Welcome to Julia’s Garden! Or, for some of you, welcome back. This year, with the construction of our first Children’s House, we are concentrating on a nature-based Montessori curriculum. The home space we will be teaching the classes from is an urban farmland conveniently located in South Central Austin. It’s a place where city kids can benefit from getting their hands dirty, seeing the process of where and how their food is grown, and helping harvest, prepare, and serve it in their very own “house.”

Children who are coming into their third and fourth years of life are in their sensitive periods for reading and writing. Many programs offer a chance to explore nature, exposure to languages, and music and/or arts and crafts activities. Although all of these things are important for the preschooler and are also part of our curriculum, what sets us apart is our AMI-trained Guides, who have the time, resources, and expertise to sit down with your three-year-old and make sure that lessons are offered at the exact point in the child’s development when he or she is ready to receive it. It’s this accountability for academic learning that makes us different from many other home-based programs.
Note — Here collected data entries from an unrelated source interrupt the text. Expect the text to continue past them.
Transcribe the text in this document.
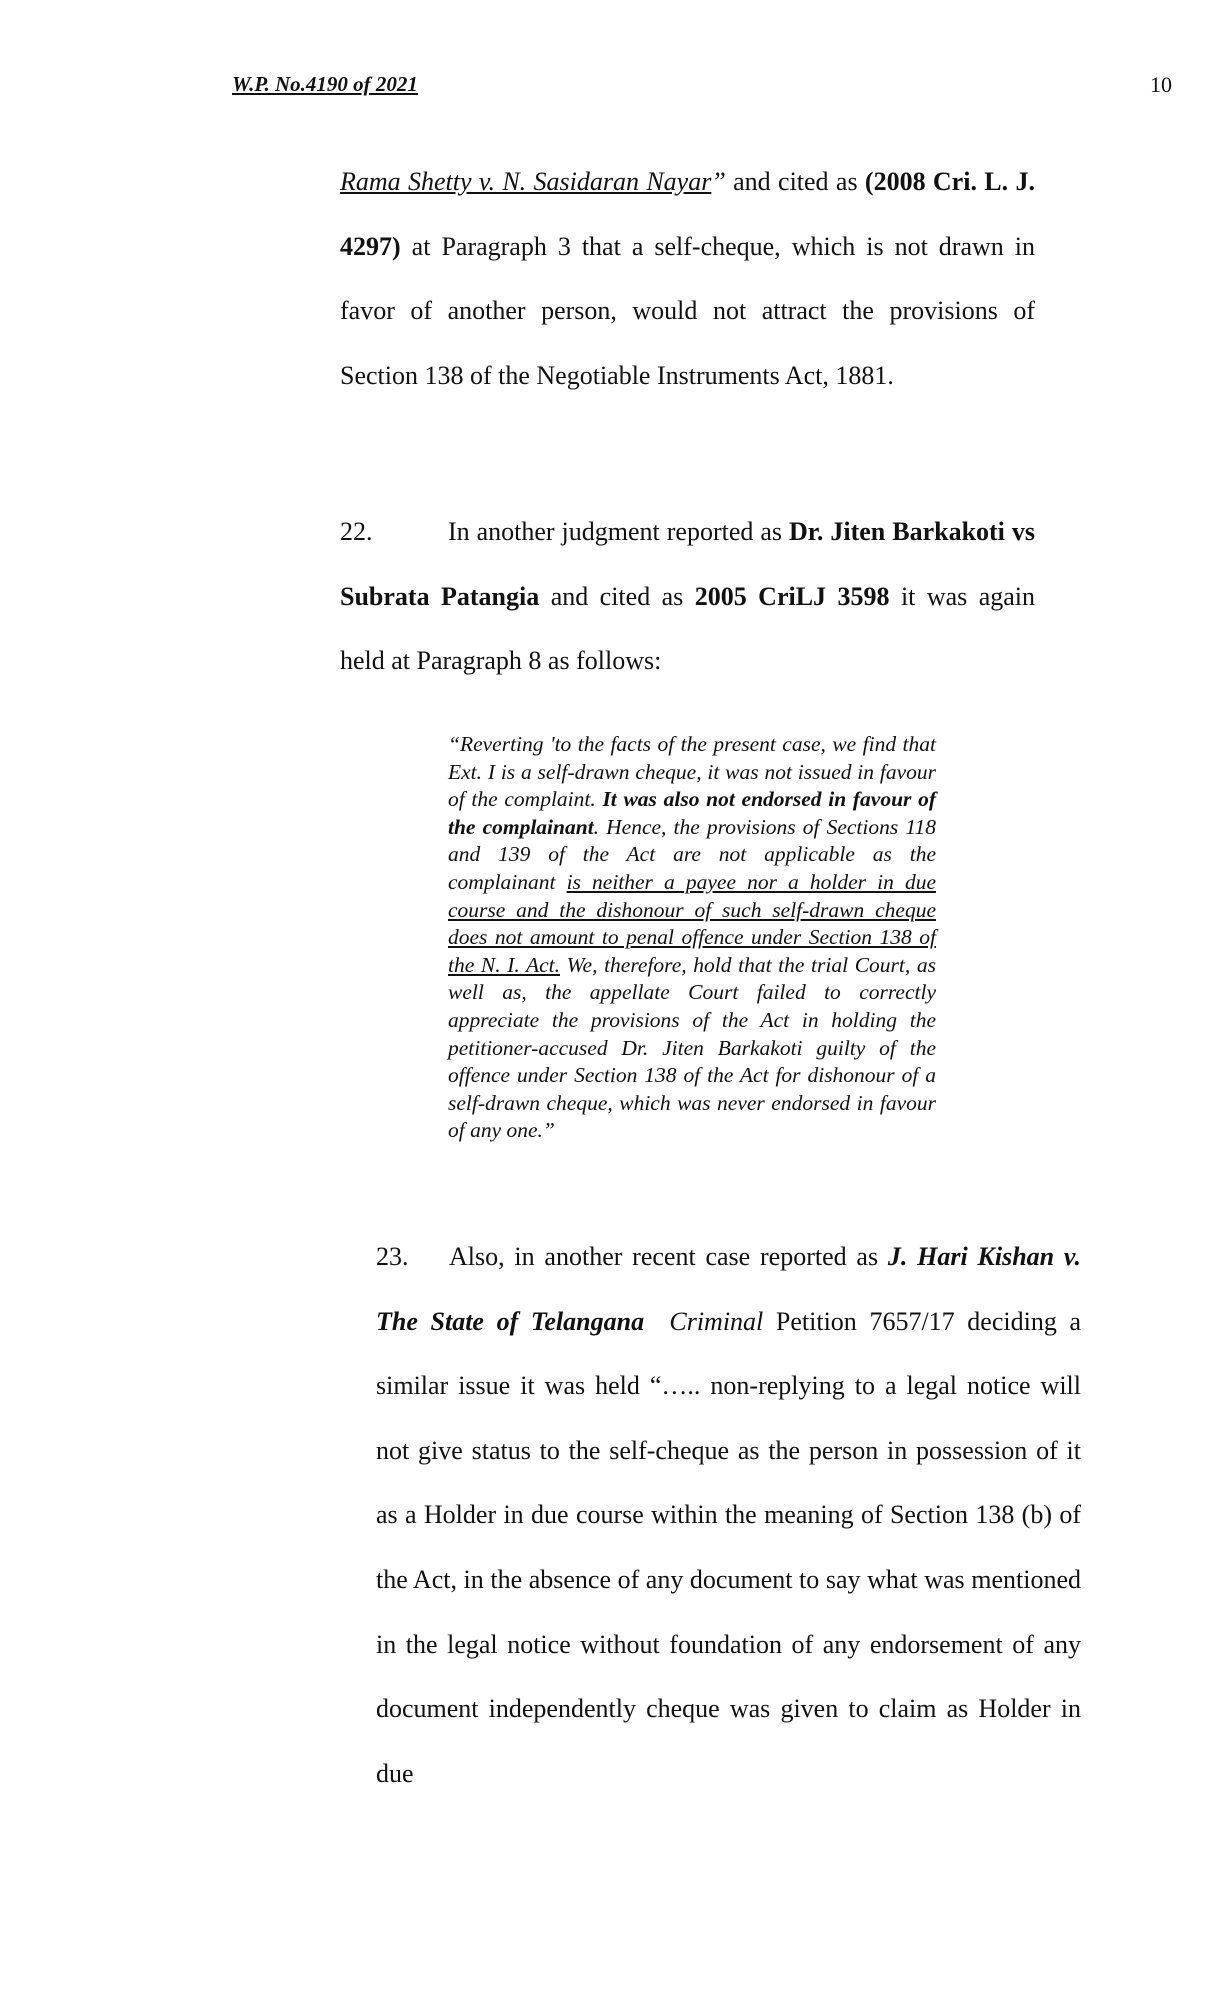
W.P. No.4190 of 2021	10
Rama Shetty v. N. Sasidaran Nayar” and cited as (2008 Cri. L. J. 4297) at Paragraph 3 that a self-cheque, which is not drawn in favor of another person, would not attract the provisions of Section 138 of the Negotiable Instruments Act, 1881.
22.	In another judgment reported as Dr. Jiten Barkakoti vs Subrata Patangia and cited as 2005 CriLJ 3598 it was again held at Paragraph 8 as follows:
“Reverting 'to the facts of the present case, we find that Ext. I is a self-drawn cheque, it was not issued in favour of the complaint. It was also not endorsed in favour of the complainant. Hence, the provisions of Sections 118 and 139 of the Act are not applicable as the complainant is neither a payee nor a holder in due course and the dishonour of such self-drawn cheque does not amount to penal offence under Section 138 of the N. I. Act. We, therefore, hold that the trial Court, as well as, the appellate Court failed to correctly appreciate the provisions of the Act in holding the petitioner-accused Dr. Jiten Barkakoti guilty of the offence under Section 138 of the Act for dishonour of a self-drawn cheque, which was never endorsed in favour of any one.”
23. Also, in another recent case reported as J. Hari Kishan v. The State of Telangana Criminal Petition 7657/17 deciding a similar issue it was held “….. non-replying to a legal notice will not give status to the self-cheque as the person in possession of it as a Holder in due course within the meaning of Section 138 (b) of the Act, in the absence of any document to say what was mentioned in the legal notice without foundation of any endorsement of any document independently cheque was given to claim as Holder in due
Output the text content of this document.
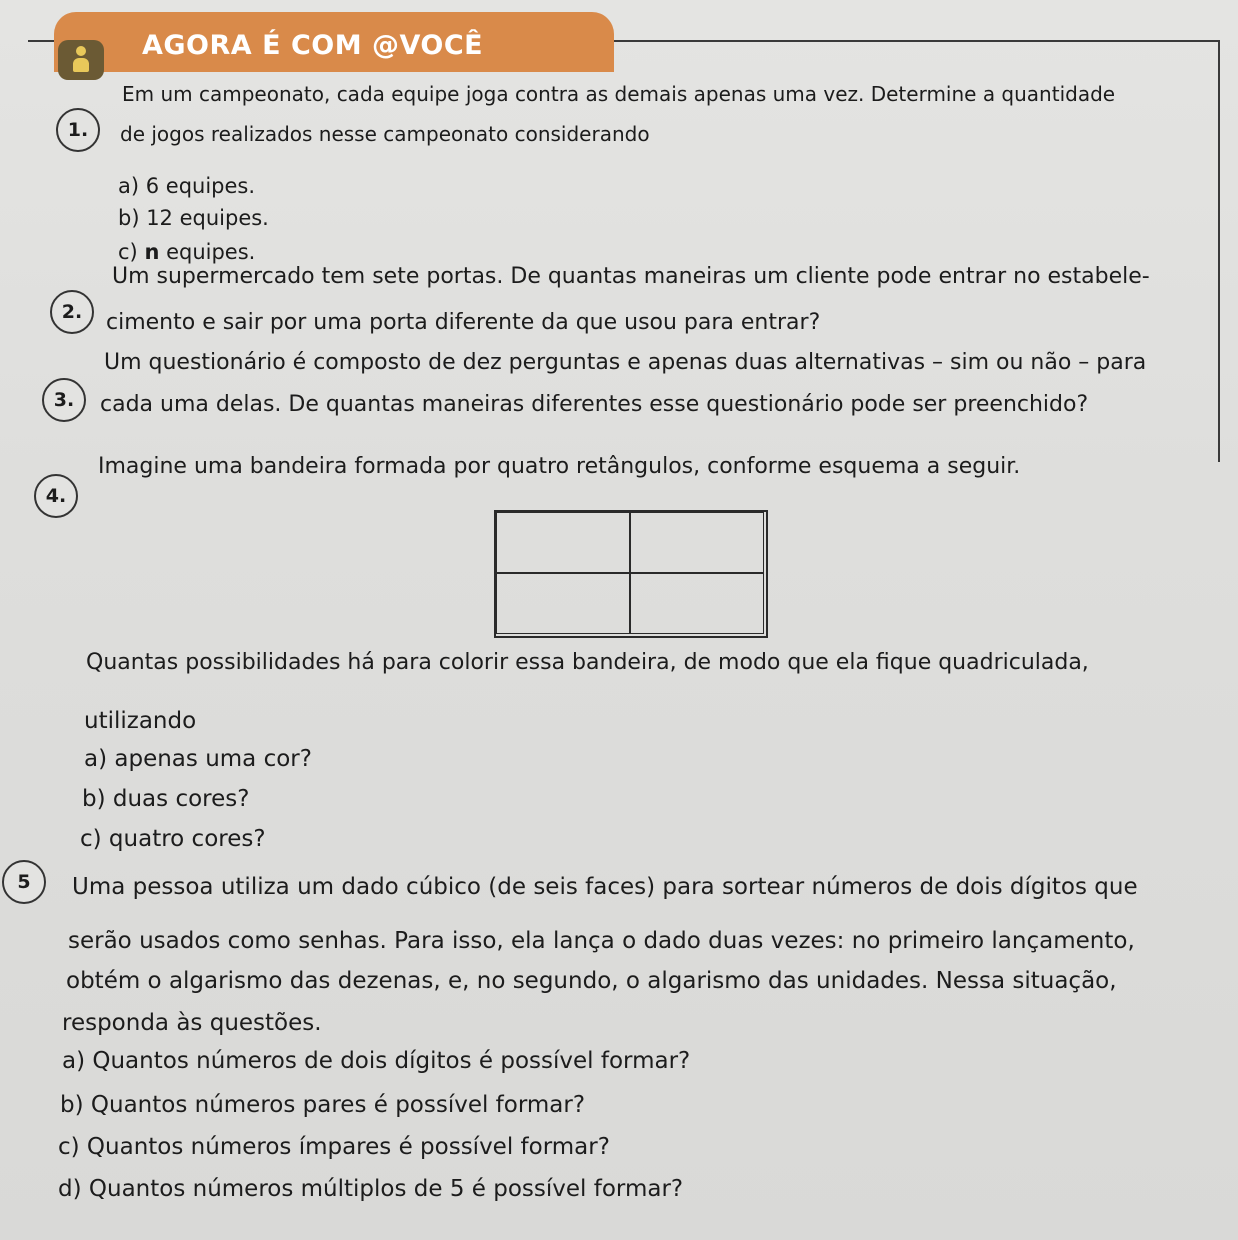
AGORA É COM @VOCÊ
1.
Em um campeonato, cada equipe joga contra as demais apenas uma vez. Determine a quantidade
de jogos realizados nesse campeonato considerando
a) 6 equipes.
b) 12 equipes.
c) n equipes.
2.
Um supermercado tem sete portas. De quantas maneiras um cliente pode entrar no estabele-
cimento e sair por uma porta diferente da que usou para entrar?
3.
Um questionário é composto de dez perguntas e apenas duas alternativas – sim ou não – para
cada uma delas. De quantas maneiras diferentes esse questionário pode ser preenchido?
4.
Imagine uma bandeira formada por quatro retângulos, conforme esquema a seguir.
Quantas possibilidades há para colorir essa bandeira, de modo que ela fique quadriculada,
utilizando
a) apenas uma cor?
b) duas cores?
c) quatro cores?
5	Uma pessoa utiliza um dado cúbico (de seis faces) para sortear números de dois dígitos que
serão usados como senhas. Para isso, ela lança o dado duas vezes: no primeiro lançamento,
obtém o algarismo das dezenas, e, no segundo, o algarismo das unidades. Nessa situação,
responda às questões.
a) Quantos números de dois dígitos é possível formar?
b) Quantos números pares é possível formar?
c) Quantos números ímpares é possível formar?
d) Quantos números múltiplos de 5 é possível formar?
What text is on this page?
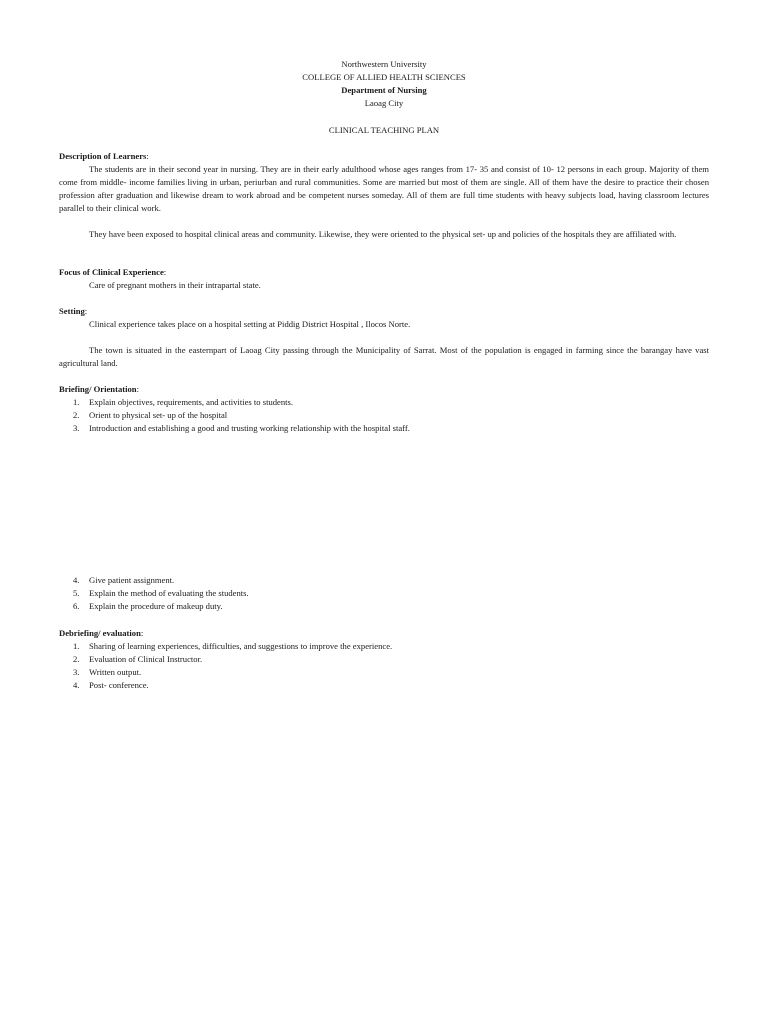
Northwestern University
COLLEGE OF ALLIED HEALTH SCIENCES
Department of Nursing
Laoag City
CLINICAL TEACHING PLAN
Description of Learners:
The students are in their second year in nursing. They are in their early adulthood whose ages ranges from 17- 35 and consist of 10- 12 persons in each group. Majority of them come from middle- income families living in urban, periurban and rural communities. Some are married but most of them are single. All of them have the desire to practice their chosen profession after graduation and likewise dream to work abroad and be competent nurses someday. All of them are full time students with heavy subjects load, having classroom lectures parallel to their clinical work.
They have been exposed to hospital clinical areas and community. Likewise, they were oriented to the physical set- up and policies of the hospitals they are affiliated with.
Focus of Clinical Experience:
Care of pregnant mothers in their intrapartal state.
Setting:
Clinical experience takes place on a hospital setting at Piddig District Hospital , Ilocos Norte.
The town is situated in the easternpart of Laoag City passing through the Municipality of Sarrat. Most of the population is engaged in farming since the barangay have vast agricultural land.
Briefing/ Orientation:
1. Explain objectives, requirements, and activities to students.
2. Orient to physical set- up of the hospital
3. Introduction and establishing a good and trusting working relationship with the hospital staff.
4. Give patient assignment.
5. Explain the method of evaluating the students.
6. Explain the procedure of makeup duty.
Debriefing/ evaluation:
1. Sharing of learning experiences, difficulties, and suggestions to improve the experience.
2. Evaluation of Clinical Instructor.
3. Written output.
4. Post- conference.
Julia’s Garden classes will be held in the sacred space of a private home, which, through years of teaching in various environments, we have found to be young children’s preferred kind of space for absorbing knowledge. Traditional school buildings in commercial settings are not ideal places for small children to spend their formative years. Vinyl flooring, fluorescent lights, and limited outside time all go against the child’s natural tendencies to learn through their senses and through movement. Plastic toys, unbreakable dishes, and padding send the message that children are clumsy and not to be trusted.

In contrast, AMI Montessori environments are lovingly prepared with materials that are pleasing to touch and to see. The Children’s House, or “Casa de Bambini,” as Dr. Maria Montessori called her first classroom, is a true home for children where they can work, play, and take ownership of their environment. Having access to materials made from nature, like wood and wool, show respect for young children and in turn help them develop respect for and knowledge about nature. Items made of ceramic and glass help children learn balance, patience, and responsibility. The result of this approach is a confident and capable child.

In our backyard, where nature leads the way, children are able to develop concrete language and fine motor skills literally from the ground up. In a garden classroom, touch, taste, smell, and sound allow them to fully take in the world around them. Harvesting their own ingredients teaches respect for food, and learning the process by which it arrives at our table helps avoid future battles around nutrition and eating disorders in the teenage years.

Gardening also builds important life and survival skills that will assist in your child’s development all the way into her adult years. In the fall, the children will have the opportunity to harvest the summer crop and prepare snacks made from organic ingredients. Simultaneously, they will be preparing the winter garden. We will talk about which vegetables and fruits grow best in our climate in the winter months and choose our favorites as a class. Then we will plant them together and continue to water them and weed the garden in order to truly see how an organic garden grows. Composting is also a big part of our daily regime: all food we do not consume goes into the compost bin so that children see the importance of recycling and that nothing goes to waste.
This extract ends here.